In Rebecca Curtin v. United Trademark Holdings, Inc., Opposition No. 91241083 (TTAB Dec. 28, 2018), Applicant, United Trademark Holdings, Inc., filed for registration of the mark RAPUNZEL for dolls and toy figurines. Rebecca Curtin, a law professor at Suffolk University Law School, filed a Notice of Opposition arguing that Applicant’s mark should not be entitled to registration because the mark, RAPUNZEL, fails to function as a mark and is merely descriptive of dolls featuring the classic fairy tale character of the same name. Applicant attempted to dismiss Professor Curtin’s opposition, asserting that Curtin lacked standing because she “failed to allege that she is a competitor in the doll and toy figure industry, or that she has any other direct stake in using Applicant’s RAPUNZEL mark in a descriptive or generic manner.”

The Board found Applicant’s arguments unconvincing and, in its ruling pointed out that “although being a competitor is a well-established basis for alleging and proving standing… Opposer is not required to allege that she is a competitor.”  Instead, the Board found that Professor Curtin’s status as a consumer of dolls and toy figurines provided her with sufficient standing as “she has purchased and continues to purchase said goods, and that registration of the applied-for mark by Applicant would constrain the marketplace of such goods sold under the name ‘Rapunzel,’ raise prices of  ‘Rapunzel’ dolls and toy figures, and deny consumers, such as herself, the ability to purchase ‘Rapunzel’ dolls offered by other manufacturers.”

As a general consumer of dolls, the Board felt that Professor Curtin established a direct interest in opposing the mark and satisfied the “liberal threshold” for standing established in the Federal Circuit case Ritchie v. Simpson, 50 USPQ2d 1023 (Fed. Cir. 1999). In Ritchie, the Federal Circuit stated, “[i]n no case has this court ever held that one must havea specific commercial interest, not shared by the general public, in order to have standing as an opposer… The crux of the matter is not how many others share one’s belief that one will be damaged by the registration, but whether that belief is reasonable and reflects a real interest in the issue.” Turning to the facts of Curtin, the Board put it simply: “Consumers, like competitors, may have a real interest in keeping merely descriptive or generic words in the public domain, (1) to prevent the owner of a mark from inhibiting competition in the sale of particular goods; and (2) to maintain freedom of the public to use the language  involved, thus avoiding the possibility of harassing infringement suits by the registrant against others who use the mark when advertising or describing their own products.”

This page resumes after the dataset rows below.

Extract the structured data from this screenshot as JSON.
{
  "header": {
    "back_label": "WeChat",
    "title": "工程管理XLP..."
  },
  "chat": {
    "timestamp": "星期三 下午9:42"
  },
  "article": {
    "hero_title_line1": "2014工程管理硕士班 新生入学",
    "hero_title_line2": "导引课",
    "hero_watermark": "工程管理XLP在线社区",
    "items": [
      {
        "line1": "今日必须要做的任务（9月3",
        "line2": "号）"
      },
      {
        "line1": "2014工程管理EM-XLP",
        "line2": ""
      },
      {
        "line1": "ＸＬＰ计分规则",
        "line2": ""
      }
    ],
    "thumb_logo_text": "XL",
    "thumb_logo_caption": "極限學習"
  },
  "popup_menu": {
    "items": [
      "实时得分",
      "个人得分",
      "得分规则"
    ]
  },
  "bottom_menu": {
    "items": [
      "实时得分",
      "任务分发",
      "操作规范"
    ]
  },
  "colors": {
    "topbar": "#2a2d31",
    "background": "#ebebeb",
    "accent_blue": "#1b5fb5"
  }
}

Interestingly, the Board’s Curtin decision made no mention of the Supreme Court case Lexmark Int’l, Inc. v. Static Control Components, Inc., 572 U.S. 118 (2014). Lexmark involved a different Lanham Act claim (false advertising) and clarified that standing in Lanham Act cases requires a plaintiff to “come within a zone of interest.”  The Court in Lexmark placed great importance on the plain text of the Lanham Act, noting that in Section 45, the Act explicitly states that the “intent of this chapter is to regulate commerce within the control of Congress by making actionable the deceptive and misleading use of marks in such commerce. . . [and] to protect persons engaged in such commerce against unfair competition. . .” 15 U.S.C. 1127 (emphasis added). Ignoring Lexmark, the Board in Curtin relied on the Federal Circuit’s ruling in Ritchie and emphasized that, given the particular facts of Curtin, “Opposer is not required to allege that she is a competitor in the doll and toy figure industry to support her claims that the applied-for mark fails to function as a trademark, or is merely descriptive of or generic for the identified goods.”

The Board’s opinion strongly suggests that it maintains a very liberal view on what a party must do to establish standing in trademark opposition or cancellation proceedings. As a result, the Board is likely to see an uptick in these proceedings, given its broad interpretation and application of the standing requirement. The cost of these proceedings, however, may balance things out.